Banner Banner

Explaining the Decisions of Convolutional and Recurrent Neural Networks. Mathematical Aspects of Deep Learning.

Wojciech Samek
Leila Arras
Ahmed Osman
Grégoire Montavon
Klaus-Robert Müller

November 01, 2022

The ability to explain and understand the prediction behaviour of complex machine learning (ML) models such as deep neural networks is of large interest to developers, users and researchers. It allows them to verify the system’s decision making and gain new insights into the data and the model, including the detection of its malfunctioning. Moreover, it can also help to improve the overall training process, e.g., by removing detected biases. However, due to the large complexity and highly nested structure of deep neural networks, it is non-trivial to obtain these interpretations for most of today’s models. This chapter describes Layer-wise Relevance Propagation (LRP), a propagation-based explanation technique that can explain the decisions of a variety of ML models, including state-of-the-art convolutional and recurrent neural networks.
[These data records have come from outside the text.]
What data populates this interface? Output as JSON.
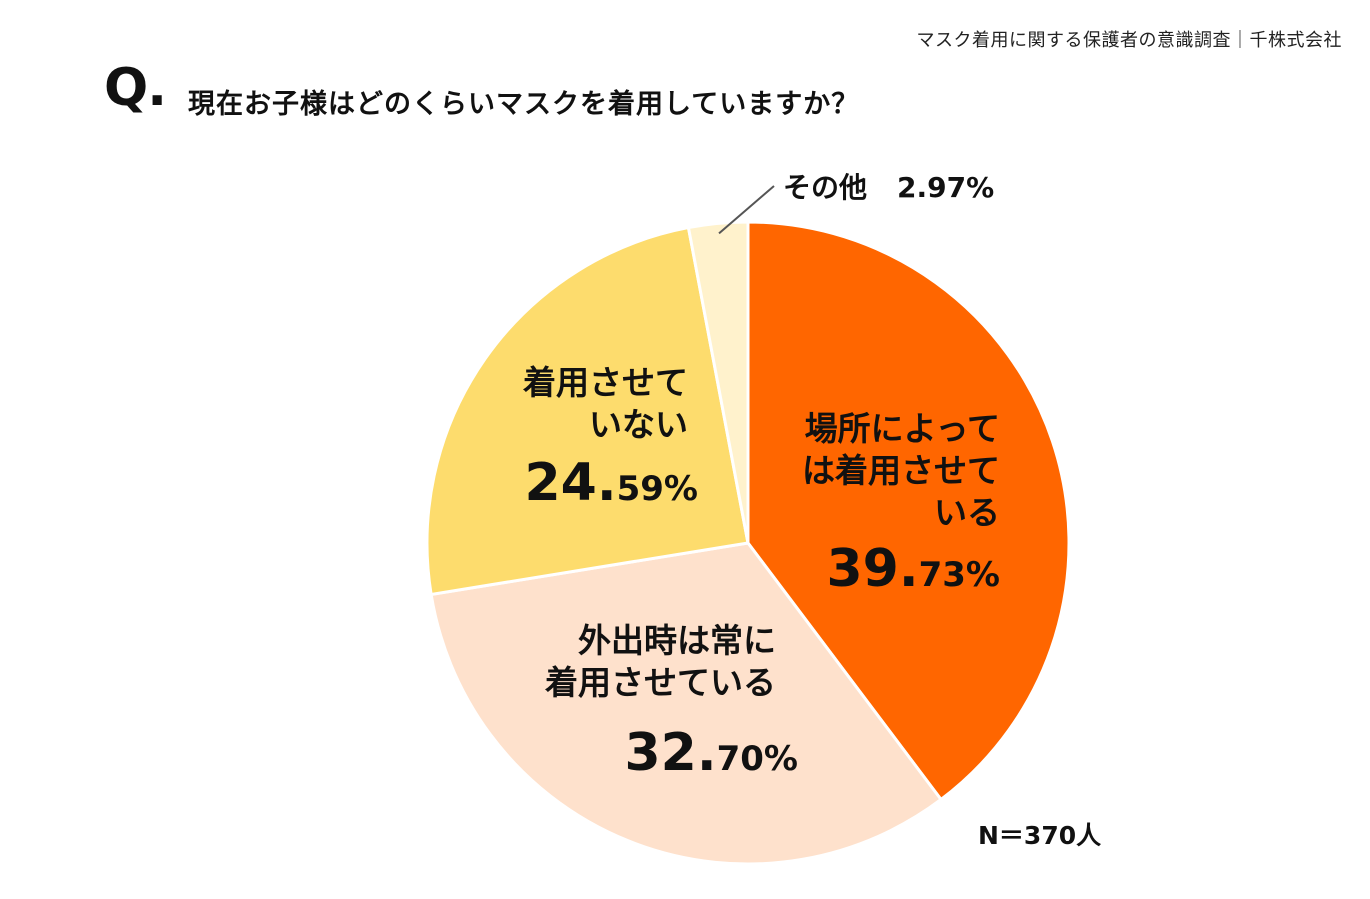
{
  "source": "マスク着用に関する保護者の意識調査｜千株式会社",
  "q_mark": "Q.",
  "question": "現在お子様はどのくらいマスクを着用していますか？",
  "n_label": "N＝370人",
  "colors": {
    "slice1": "#FF6600",
    "slice2": "#FEE1CC",
    "slice3": "#FDDC6D",
    "slice4": "#FFF2CC"
  },
  "chart_data": {
    "type": "pie",
    "title": "現在お子様はどのくらいマスクを着用していますか？",
    "slices": [
      {
        "label_lines": [
          "場所によって",
          "は着用させて",
          "いる"
        ],
        "value": 39.73,
        "pct_big": "39.",
        "pct_small": "73%",
        "color": "#FF6600"
      },
      {
        "label_lines": [
          "外出時は常に",
          "着用させている"
        ],
        "value": 32.7,
        "pct_big": "32.",
        "pct_small": "70%",
        "color": "#FEE1CC"
      },
      {
        "label_lines": [
          "着用させて",
          "いない"
        ],
        "value": 24.59,
        "pct_big": "24.",
        "pct_small": "59%",
        "color": "#FDDC6D"
      },
      {
        "label_lines": [
          "その他"
        ],
        "value": 2.97,
        "pct_text": "2.97%",
        "color": "#FFF2CC"
      }
    ]
  }
}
As the name suggests, LRP implements a propagation mechanism that redistributes the prediction outcome from the output to the input, layer by layer through the network. Mathematically, the LRP algorithm can be embedded into the framework of Deep Taylor Decomposition and the propagation process can be interpreted as a succession of firstorder Taylor expansions performed locally at each neuron. The result of the LRP computation is a heatmap visualizing how much each input variable (e.g., pixel) has contributed to the prediction. This chapter will discuss the algorithmic and theoretical underpinnings of LRP, apply the method to a complex model trained for the task of Visual Question Answering (VQA), and demonstrate that it produces meaningful explanations, revealing interesting details about the model’s reasoning. We conclude the chapter by commenting on the general limitations of current explanation techniques and interesting future directions.